Feb 8 2013
By Caroline Price, Senior medwireNews Reporter
Using the higher of left and right arm single blood pressure (BP) readings taken sequentially leads to an overestimation of patients' "true" level as determined by ambulatory monitoring, UK researchers warn.
And they argue that patients with a large inter-arm difference may simply be experiencing a "white-coat" effect, with BP falling between the two readings being taken, rather than it being an indicator they have peripheral artery disease, as their study found no difference in the extent to which left or right arm readings differ from mean ambulatory BP levels.
"Where a large inter-arm blood pressure difference is detected with sequential measurement, healthcare professionals should re-measure the blood pressure in the original arm," write Una Martin (University of Birmingham) and team in the British Journal of General Practice.
The researchers' study included 784 patients attending a hospital-based hypertension clinic to confirm a diagnosis of hypertension or for further investigation of poor on-treatment hypertension control, drug intolerances, and/or the underlying cause of hypertension.
Data were available for 710 patients (mean age 48.9 years), of whom 279 (39.3%) had a systolic BP difference of 10 mmHg or more between each arm's reading taken 5 minutes apart.

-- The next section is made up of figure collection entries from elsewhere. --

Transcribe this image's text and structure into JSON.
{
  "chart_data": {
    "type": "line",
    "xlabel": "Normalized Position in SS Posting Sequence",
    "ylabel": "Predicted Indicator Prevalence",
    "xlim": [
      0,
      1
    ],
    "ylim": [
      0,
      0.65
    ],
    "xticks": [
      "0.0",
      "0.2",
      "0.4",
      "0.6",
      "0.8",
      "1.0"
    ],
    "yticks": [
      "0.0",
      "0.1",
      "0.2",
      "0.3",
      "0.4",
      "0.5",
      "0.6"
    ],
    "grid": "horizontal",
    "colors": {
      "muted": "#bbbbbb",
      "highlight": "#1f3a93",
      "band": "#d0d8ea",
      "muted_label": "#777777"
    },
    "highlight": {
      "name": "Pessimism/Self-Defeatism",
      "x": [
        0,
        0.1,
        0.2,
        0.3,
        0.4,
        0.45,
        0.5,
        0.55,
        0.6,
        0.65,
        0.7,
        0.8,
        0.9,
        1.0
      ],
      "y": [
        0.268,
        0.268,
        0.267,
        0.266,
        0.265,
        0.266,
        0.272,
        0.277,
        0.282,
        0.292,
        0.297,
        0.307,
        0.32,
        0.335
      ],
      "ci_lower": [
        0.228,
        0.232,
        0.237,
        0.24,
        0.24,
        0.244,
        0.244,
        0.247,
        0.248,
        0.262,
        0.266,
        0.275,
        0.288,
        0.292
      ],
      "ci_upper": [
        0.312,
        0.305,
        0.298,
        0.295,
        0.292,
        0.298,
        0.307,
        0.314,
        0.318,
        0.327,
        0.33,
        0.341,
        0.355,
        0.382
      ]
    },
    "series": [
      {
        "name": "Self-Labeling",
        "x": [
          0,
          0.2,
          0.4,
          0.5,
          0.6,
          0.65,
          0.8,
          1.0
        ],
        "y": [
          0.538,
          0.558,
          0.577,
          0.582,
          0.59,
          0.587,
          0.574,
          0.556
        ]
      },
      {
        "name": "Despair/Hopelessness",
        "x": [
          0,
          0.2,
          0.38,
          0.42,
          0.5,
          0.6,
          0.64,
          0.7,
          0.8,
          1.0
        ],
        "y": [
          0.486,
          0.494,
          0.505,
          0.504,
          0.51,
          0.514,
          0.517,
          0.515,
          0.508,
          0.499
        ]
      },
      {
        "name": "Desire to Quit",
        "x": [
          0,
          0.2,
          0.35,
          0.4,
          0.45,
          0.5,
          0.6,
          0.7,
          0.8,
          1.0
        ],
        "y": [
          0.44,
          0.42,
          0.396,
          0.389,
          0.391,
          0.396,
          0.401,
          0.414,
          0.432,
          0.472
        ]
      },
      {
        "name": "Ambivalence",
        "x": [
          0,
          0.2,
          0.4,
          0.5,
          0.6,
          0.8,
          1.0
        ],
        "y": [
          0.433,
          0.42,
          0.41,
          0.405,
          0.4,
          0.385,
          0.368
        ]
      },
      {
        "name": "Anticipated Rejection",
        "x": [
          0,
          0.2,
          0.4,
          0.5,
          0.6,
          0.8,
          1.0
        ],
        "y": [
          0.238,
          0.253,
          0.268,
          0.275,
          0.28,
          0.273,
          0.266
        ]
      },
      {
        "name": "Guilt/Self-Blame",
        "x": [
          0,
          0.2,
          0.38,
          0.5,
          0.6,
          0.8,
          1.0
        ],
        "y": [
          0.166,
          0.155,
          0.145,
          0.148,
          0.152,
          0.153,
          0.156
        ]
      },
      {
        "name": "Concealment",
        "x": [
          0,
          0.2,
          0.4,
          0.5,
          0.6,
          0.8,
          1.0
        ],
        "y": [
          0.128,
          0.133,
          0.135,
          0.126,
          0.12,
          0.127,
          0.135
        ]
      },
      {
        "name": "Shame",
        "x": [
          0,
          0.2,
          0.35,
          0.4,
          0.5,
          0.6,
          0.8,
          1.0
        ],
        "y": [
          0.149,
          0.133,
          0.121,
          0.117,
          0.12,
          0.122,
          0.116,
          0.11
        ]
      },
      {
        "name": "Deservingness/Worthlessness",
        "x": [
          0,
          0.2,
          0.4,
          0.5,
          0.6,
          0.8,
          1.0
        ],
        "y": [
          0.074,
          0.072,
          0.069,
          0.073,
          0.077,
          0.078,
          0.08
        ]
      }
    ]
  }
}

Martin and colleagues first compared patients' highest and lowest clinic arm readings with their mean ambulatory systolic BP monitoring (ABPM) levels over the following 24 hours. They found that the highest reading was a mean of 25.1 mmHg higher than the mean daytime systolic ABPM, while the lowest was 15.5 mmHg higher.
By contrast, they then found the differences between the mean right (20.7 mmHg) and left (19.9 mmHg) readings and daytime systolic ABPM were very similar, suggesting the large disparity between higher arm and ABPM readings is unlikely to be due to arm dominance.
Further analysis showed that disparities with ABPM levels increased with patient age, with an average 0.35 mmHg increase in the difference between either arm and daytime ABPM reading with each year increase in age.
Similar but smaller differences between single diastolic readings and ABPM diastolic readings were observed, the authors note.
The researchers comment: "This study highlights the limitations of single clinic readings, which are not accurate when compared with ABPM or other forms of more prolonged monitoring."
They add that, given most non-specialists are unlikely to have equipment for taking simultaneous measurement in both arms and use of the higher initial reading will significantly overestimate BP, repeated measurements should always be made to guide clinical decisions, as recently recommended in UK guidance.